After that, you can further increase your diet's nutrient density by learning to properly prepare grains and legumes to maximize their nutritional value and digestibility (11, 12; or by avoiding grains and legumes altogether if you wish), selecting organic and/or pasture-raised foods if possible, and eating seafood including seaweed. One of the problems with extremely low-carbohydrate diets is that they may be low in water-soluble micronutrients, although this isn't necessarily the case.

Strategies: Miscellaneous

In general, exercise isn't necessarily helpful for fat loss. However, there is one type of exercise that clearly is: high-intensity intermittent training (HIIT). It's basically a fancy name for sprints. They can be done on a track, on a stationary bicycle, using weight training circuits, or any other way that allows sufficient intensity. The key is to achieve maximal exertion for several brief periods, separated by rest. This type of exercise is not about burning calories through exertion: it's about increasing hormone sensitivity using an intense, brief stressor (hormesis). Even a ridiculously short period of time spent training HIIT each week can result in significant fat loss, despite no change in diet or calorie intake (13).

Anecdotally, many people have had success using intermittent fasting (IF) for fat loss. There's some evidence in the scientific literature that IF and related approaches may be helpful (14). There are different approaches to IF, but a common and effective method is to do two complete 24-hour fasts per week. It's important to note that IF isn't about restricting calories, it's about resetting the fat mass setpoint. After a fast, allow yourself to eat quality food until you're no longer hungry.
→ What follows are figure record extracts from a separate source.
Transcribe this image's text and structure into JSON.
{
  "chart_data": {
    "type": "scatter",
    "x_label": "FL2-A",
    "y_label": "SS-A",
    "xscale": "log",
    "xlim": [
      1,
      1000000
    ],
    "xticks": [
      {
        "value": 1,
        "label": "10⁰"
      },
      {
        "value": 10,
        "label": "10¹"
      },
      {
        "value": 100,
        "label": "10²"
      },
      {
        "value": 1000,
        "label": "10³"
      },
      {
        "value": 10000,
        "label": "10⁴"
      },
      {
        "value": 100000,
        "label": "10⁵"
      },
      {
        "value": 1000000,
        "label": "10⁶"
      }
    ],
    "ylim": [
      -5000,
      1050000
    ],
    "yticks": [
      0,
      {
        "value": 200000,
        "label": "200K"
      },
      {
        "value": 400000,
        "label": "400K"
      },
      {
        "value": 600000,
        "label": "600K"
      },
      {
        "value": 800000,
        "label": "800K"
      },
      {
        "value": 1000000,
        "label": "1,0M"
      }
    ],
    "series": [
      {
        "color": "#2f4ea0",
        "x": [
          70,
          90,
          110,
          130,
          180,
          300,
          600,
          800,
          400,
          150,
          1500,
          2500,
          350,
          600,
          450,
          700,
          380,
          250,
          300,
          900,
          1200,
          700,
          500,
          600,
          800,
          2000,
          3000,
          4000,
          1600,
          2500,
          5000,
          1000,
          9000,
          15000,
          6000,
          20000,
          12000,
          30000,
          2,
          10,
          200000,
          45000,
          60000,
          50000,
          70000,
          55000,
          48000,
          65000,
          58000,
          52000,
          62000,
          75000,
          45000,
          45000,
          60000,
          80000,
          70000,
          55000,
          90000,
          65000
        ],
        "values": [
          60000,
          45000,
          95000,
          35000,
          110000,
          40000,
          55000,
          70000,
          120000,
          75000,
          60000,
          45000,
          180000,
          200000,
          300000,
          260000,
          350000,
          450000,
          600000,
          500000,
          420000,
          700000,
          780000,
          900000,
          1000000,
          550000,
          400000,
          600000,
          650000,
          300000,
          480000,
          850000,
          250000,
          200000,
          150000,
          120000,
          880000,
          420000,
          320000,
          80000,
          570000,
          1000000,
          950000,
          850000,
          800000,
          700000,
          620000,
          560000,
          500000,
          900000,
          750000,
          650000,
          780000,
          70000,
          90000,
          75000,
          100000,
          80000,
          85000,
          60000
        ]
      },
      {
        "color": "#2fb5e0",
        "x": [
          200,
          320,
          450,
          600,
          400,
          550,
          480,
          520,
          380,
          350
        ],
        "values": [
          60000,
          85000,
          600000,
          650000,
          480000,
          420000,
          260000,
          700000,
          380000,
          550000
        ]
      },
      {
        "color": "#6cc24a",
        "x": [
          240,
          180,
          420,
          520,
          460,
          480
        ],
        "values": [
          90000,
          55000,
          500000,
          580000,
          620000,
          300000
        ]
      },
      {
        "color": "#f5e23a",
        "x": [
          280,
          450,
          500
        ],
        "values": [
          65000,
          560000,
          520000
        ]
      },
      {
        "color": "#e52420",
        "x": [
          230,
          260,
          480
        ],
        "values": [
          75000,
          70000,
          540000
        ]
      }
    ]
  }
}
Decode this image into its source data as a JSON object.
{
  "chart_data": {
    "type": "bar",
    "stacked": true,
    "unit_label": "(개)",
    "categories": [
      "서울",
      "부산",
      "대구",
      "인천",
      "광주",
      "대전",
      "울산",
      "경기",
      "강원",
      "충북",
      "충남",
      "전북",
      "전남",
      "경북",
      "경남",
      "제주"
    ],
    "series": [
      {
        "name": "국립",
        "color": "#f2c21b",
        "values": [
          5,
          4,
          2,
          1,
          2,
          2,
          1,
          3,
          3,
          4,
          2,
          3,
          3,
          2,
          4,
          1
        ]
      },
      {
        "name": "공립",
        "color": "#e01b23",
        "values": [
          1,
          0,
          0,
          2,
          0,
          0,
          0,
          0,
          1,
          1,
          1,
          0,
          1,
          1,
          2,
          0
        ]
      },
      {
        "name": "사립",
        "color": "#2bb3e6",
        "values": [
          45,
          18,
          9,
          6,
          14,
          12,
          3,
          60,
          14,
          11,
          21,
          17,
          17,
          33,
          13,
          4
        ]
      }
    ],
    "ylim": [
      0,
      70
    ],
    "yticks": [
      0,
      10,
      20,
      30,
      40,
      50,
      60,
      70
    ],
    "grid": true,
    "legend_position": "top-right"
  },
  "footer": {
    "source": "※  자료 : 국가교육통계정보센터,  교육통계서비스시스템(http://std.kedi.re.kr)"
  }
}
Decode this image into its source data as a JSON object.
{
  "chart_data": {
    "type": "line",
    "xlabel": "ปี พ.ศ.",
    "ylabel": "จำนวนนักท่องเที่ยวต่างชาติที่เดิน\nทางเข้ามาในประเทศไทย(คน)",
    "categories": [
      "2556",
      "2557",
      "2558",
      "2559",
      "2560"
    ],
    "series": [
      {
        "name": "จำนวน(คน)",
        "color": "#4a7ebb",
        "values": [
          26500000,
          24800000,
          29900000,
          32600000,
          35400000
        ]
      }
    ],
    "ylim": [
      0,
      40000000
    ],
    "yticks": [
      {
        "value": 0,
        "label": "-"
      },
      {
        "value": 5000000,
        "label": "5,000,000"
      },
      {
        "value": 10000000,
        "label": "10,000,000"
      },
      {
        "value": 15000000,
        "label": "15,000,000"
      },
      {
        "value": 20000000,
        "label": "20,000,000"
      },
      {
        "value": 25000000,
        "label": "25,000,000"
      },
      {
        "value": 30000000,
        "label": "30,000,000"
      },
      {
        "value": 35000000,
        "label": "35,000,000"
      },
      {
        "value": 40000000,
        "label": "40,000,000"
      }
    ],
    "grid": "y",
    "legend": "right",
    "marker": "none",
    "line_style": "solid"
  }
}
Insufficient sleep has been strongly and repeatedly linked to obesity. Whether it's a cause or consequence of obesity I can't say for sure, but in any case it's important for health to sleep until you feel rested. If your sleep quality is poor due to psychological stress, meditating before bedtime may help. I find that meditation has a remarkable effect on my sleep quality. Due to the poor development of oral and nasal structures in industrial nations, many people do not breathe effectively and may suffer from conditions such as sleep apnea that reduce sleep quality. Overweight also contributes to these problems.

I'm sure there are other useful strategies, but that's all I have for now. If you have something to add, please put it in the comments.


* Since reducing carbohydrate intake wasn't part of the intervention, this result is observational.